Limitations & Future Work¶

Strong dependency on the FLUX Kontext backbone: The entire system is built upon FLUX Kontext, meaning its control capabilities and performance upper bound are constrained by the backbone. Whether this framework successfully transfers to other backbones remains unverified.
High \(\sigma\) amplifies flaws in cues: The authors acknowledge that when \(\sigma\) is increased to enforce stricter compliance, it also amplifies the inherent imperfections in user-drawn cues, leading to artifacts. Thus, a trade-off still exists between precision and robustness.
Content layer data pipeline heavily relies on synthetic data: The base images are synthesized by Flux.1 Krea, prompts are generated by Qwen3-8B, and completion relies on a self-trained LoRA. This entire pipeline is a "model-generating-data-for-model-training" loop. Whether it fully covers complex real-world occlusion/lighting distributions remains questionable (⚠️ Subject to the original text; the paper did not report additional evaluation on real-world datasets).
No quantitative interaction efficiency or user study: The "intuitiveness and precision" of the layered interface are mainly supported by qualitative user interface figures and case studies. There is a lack of user experiments to quantitatively compare the efficiency gains over traditional prompt-based workflows.

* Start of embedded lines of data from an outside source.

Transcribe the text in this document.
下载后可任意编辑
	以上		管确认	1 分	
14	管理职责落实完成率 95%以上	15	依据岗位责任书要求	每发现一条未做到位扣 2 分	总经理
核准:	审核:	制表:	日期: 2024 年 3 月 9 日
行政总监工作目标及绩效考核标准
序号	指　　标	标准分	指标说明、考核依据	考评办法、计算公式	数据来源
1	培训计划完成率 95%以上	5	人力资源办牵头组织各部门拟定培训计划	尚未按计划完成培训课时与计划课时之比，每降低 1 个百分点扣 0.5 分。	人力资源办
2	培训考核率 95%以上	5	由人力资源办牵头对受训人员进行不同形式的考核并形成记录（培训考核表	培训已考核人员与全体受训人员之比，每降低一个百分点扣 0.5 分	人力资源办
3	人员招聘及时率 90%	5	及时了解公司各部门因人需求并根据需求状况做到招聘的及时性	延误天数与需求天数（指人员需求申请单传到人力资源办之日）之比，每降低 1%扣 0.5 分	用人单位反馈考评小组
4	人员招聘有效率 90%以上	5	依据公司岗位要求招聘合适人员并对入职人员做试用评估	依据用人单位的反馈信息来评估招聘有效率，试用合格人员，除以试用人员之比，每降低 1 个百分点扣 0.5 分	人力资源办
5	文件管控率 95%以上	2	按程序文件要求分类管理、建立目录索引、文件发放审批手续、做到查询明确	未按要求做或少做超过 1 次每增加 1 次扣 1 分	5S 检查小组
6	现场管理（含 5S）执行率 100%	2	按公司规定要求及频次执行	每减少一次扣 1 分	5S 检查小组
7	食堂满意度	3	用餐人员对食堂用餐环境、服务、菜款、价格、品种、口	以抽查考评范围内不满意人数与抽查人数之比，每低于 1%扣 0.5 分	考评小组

vs. ControlNet / T2I-Adapter: These models inject spatial conditions like Canny, depth, and pose into the UNet, serving as early milestones of fine-grained control. Ours extends control to the DiT architecture and unifies them into stackable, strength-adjustable, non-interfering layers, offering higher granularity and composability.
vs. OminiControl / EasyControl: OminiControl concatenates text, noise, and conditioning tokens into a single sequence for joint processing, while EasyControl uses isolated branches to enhance plug-and-play capability. Ours similarly adopts a unified sequence + LoRA conditioning branch, but additionally introduces causal modulated attention for strength adjustment and cue isolation, semanticizing the control into four layers: "content, space, structure, and color".
vs. Composition methods like Paint-by-Example / AnyDoor / Insert-Anything: These methods allow specifying layouts/masks to control "where the object is placed", but the final appearance is still inferred from the overall reference image, limiting fine-grained control. Ours allows users to provide "foreground fragments" as direct cues, offering a more precise guidance channel.
vs. MagicQuill V1: V1 proposed the prototype "Idea Collector" interactive concept and brush tools. V2 extends this with Fill Brush (spatial layer), Visual Cue Manager (foreground dragging), and SAM segmentation panel, formally framing the interaction as a layer-based editing framework.

Rating¶

Novelty: ⭐⭐⭐⭐⭐ Systematically introduces the professional layered paint paradigm into generative editing, coupled with causal modulated attention, representing a paradigm-level innovation.
Experimental Thoroughness: ⭐⭐⭐⭐ Quantitative tables and data pipeline ablation studies are provided across three tasks (content, control, and removal), but it lacks user studies and evaluations on real-world datasets.
Writing Quality: ⭐⭐⭐⭐⭐ The logic connecting motivation, framework, four-layer design, and experiments is clear, with complete equations and diagrams.
Value: ⭐⭐⭐⭐⭐ Delivers precise, controllable editing tailored directly to creators, offering high productization value with highly transferable tricks.